Adegan-adegan itu efektif sekali mendeskripsikan karakter Rio, dan Delon Tio mengemasnya dengan keren. Ada pula adegan animasi "kentang goreng" yang menceritakan sejarah Marathon, lucu dan menggemaskan sekali. Dimas Aditya ('Sang Kiai', 'Kawin Kontrak'), dibekali naskah serta pengarahan yang mumpuni, mampu memerankan Rio dengan sangat impresif. Ini adalah akting terbaiknya sejauh ini; ia bahkan mampu mengimbangi Donny Damara, aktor dengan kualitas akting kelas wahid yang berperan sebagai bapaknya. Benci-cinta antara mereka berdua tampak mengalir alamiah, tak hanya terlihat dari gestur tubuh maupun dialog-dialog yang terlontar, bahkan sorot mata keduanya sudah mencitrakan hal tersebut, dan kita yang menontonnya dibuat ikut terlibat, sama-sama ikut merasakan emosi keduanya.
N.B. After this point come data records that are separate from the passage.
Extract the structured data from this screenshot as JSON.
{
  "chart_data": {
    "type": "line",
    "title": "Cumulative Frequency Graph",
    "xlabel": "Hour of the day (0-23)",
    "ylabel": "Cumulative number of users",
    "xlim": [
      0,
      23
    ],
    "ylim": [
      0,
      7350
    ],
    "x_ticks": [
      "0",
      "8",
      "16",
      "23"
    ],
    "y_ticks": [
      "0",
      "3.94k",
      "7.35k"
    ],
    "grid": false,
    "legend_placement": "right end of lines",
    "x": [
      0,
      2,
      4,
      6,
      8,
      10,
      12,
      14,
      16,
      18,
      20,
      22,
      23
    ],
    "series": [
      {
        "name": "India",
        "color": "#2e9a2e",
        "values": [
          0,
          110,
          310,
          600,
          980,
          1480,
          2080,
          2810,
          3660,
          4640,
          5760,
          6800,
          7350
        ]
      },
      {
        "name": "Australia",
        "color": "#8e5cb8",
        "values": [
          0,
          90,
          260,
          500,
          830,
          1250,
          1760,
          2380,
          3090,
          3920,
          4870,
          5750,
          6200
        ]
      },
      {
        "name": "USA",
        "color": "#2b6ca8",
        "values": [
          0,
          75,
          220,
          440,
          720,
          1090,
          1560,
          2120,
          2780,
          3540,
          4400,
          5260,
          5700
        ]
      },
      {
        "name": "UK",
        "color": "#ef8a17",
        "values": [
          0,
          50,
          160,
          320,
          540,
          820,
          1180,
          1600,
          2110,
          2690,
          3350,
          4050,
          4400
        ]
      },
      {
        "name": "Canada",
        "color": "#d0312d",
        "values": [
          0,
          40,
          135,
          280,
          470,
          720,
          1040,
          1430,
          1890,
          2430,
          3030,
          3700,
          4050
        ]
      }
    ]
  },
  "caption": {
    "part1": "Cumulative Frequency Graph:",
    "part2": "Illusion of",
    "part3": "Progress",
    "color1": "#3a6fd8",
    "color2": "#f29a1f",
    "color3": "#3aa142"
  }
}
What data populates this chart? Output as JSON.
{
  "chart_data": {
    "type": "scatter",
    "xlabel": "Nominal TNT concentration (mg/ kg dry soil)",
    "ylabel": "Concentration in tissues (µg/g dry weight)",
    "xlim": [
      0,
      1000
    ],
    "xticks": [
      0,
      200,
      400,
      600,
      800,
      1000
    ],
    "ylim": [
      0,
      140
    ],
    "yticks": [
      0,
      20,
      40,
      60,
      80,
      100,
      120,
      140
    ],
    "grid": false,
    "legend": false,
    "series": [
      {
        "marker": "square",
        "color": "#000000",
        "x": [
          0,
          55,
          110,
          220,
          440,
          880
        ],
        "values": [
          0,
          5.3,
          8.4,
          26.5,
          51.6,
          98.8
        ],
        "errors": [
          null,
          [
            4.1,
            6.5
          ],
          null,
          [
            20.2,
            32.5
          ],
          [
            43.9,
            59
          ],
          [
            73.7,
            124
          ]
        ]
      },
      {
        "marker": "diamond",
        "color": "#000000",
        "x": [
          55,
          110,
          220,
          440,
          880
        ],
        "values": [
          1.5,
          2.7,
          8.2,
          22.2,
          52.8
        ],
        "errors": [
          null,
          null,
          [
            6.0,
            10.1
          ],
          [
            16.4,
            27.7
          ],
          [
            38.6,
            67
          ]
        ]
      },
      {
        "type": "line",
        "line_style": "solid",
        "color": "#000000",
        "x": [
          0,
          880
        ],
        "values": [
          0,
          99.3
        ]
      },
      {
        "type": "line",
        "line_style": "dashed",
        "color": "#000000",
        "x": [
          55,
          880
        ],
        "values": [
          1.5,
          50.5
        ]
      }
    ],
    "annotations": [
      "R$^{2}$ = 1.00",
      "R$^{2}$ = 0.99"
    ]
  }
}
Olivia Jensen ('Bukan Cinta Biasa') sebagai Anisa, tambatan hati Rio, juga tampil cukup mengesankan; satu lagi bukti bahwa penulisan skrip dan arahan yang baik bisa sangat menunjang penampilan pelakon peran. 'Mari Lari' adalah karya debut yang sangat menjanjikan dari Delon Tio. Jelas saja karya kedua, ketiga, keempat darinya akan sangat kita nantikan. Ia sudah memulai membuat film ini dengan sangat baik. Seperti Rio yang bertekad mengikuti marathon sampai finish, semoga Delon pun begitu, menyelesaikan film-filmnya dengan tidak terjatuh atau berhenti kelelahan karena capek. Mungkin garis finish itu masih jauh, namun Delon Tio membuat 'Mari Lari' sebagai start yang impresif. Kita hanya perlu bersorak-sorai, memberi semangat dari pinggir lintasan.